– Честное слово, мне и в голову не приходило жалеть вас, – с негодованием оправдывалась Жуанита. – Мне только захотелось во всем быть независимой, вот и все. Я пошутила. Я знаю, что чай здесь стоит тридцать пять центов, и не стала бы спорить из-за такой мелочи.
– Да, я знаю, – сказал Кент. – Но если бы… если бы вы пили здесь чай хотя бы… хотя бы с Билли Чэттертоном, я не думаю, чтобы вам пришло в голову сказать это… – Он сделал паузу и закончил уже другим, легким тоном с живым интересом в глазах: – А славный мальчик, не правда ли?
– Он, кажется, очень милый, – сказала Жуанита тепло.
– А знаете ли, что и вы тоже – очень милая? – спросил Кент с такой неожиданно ясной улыбкой, что радость вернулась в сердце Жуаниты, и она почувствовала, что может и говорить с ним, и смеяться, как раньше.
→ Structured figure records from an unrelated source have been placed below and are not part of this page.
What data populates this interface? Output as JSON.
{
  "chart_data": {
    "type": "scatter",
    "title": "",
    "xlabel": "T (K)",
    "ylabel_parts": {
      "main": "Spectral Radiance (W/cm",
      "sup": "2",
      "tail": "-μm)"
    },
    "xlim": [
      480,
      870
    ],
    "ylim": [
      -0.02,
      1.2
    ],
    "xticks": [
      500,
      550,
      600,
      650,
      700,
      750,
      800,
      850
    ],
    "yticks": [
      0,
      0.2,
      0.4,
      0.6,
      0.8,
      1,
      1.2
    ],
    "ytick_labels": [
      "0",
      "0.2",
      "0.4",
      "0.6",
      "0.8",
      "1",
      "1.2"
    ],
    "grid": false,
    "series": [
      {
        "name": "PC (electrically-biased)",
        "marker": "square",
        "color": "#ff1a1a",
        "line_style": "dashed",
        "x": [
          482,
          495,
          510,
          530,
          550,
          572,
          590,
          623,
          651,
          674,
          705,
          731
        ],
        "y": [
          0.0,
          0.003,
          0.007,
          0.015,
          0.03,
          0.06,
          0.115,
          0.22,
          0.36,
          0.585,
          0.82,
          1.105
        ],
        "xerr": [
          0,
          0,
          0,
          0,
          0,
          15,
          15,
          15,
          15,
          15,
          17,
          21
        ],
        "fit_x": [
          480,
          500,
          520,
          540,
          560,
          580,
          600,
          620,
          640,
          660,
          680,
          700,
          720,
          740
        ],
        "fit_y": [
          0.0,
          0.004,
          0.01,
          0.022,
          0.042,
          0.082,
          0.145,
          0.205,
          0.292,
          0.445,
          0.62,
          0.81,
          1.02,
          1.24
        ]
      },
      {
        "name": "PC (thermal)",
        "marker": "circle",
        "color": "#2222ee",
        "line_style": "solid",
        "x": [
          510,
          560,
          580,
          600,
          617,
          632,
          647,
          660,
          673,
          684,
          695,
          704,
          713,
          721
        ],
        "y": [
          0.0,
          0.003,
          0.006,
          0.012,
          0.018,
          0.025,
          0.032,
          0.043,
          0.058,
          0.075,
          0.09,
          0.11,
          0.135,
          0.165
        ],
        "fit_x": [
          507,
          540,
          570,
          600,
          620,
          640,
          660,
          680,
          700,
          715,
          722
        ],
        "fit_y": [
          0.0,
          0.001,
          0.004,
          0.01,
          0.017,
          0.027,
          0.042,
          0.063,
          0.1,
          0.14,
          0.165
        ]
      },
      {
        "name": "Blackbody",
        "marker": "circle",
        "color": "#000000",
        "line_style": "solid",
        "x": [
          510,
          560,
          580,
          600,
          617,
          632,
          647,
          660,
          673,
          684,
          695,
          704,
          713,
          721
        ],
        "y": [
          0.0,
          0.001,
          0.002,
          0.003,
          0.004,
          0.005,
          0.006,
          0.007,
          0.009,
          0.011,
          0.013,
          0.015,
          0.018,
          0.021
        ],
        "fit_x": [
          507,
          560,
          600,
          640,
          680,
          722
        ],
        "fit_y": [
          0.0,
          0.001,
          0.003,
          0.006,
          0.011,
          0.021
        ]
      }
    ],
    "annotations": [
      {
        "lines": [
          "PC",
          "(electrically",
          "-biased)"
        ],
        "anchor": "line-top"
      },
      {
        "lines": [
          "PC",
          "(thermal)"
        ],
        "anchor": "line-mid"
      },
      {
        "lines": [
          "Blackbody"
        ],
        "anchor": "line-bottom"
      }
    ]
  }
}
– Вы так непозволительно юны, – принялся объяснять Кент нежно и вместе с тем немного насмешливо, – такая золотая и розовая, и прелестная, и добрая. – И, не дав Жуаните опомниться, он продолжал болтать так, как в тот день на скале, дружелюбно и увлекательно.
Всю его мрачность и равнодушие как рукой сняло.
Затем, когда они окончили свой чай, оказалось, что Джонсон, один из шоферов Чэттертона, уже ожидал их в маленьком закрытом автомобиле. Жуанита, растроганная этим новым доказательством внимания со стороны Кента, была благополучно доставлена домой со всеми своими свертками и сохранила об этом вечере приятное воспоминание.
ГЛАВА VII
На следующий день уже с утра началась суета. Приносили письма и цветы, посетители осаждали дом, телефон звонил, не умолкая. Миссис Чэттертон ожидали в четыре часа, и, хотя Жуанита уговаривала себя, что ей незачем придавать такое значение встрече с блестящей миссис Чэттертон, она не могла не ощущать некоторого волнения при мысли о ней.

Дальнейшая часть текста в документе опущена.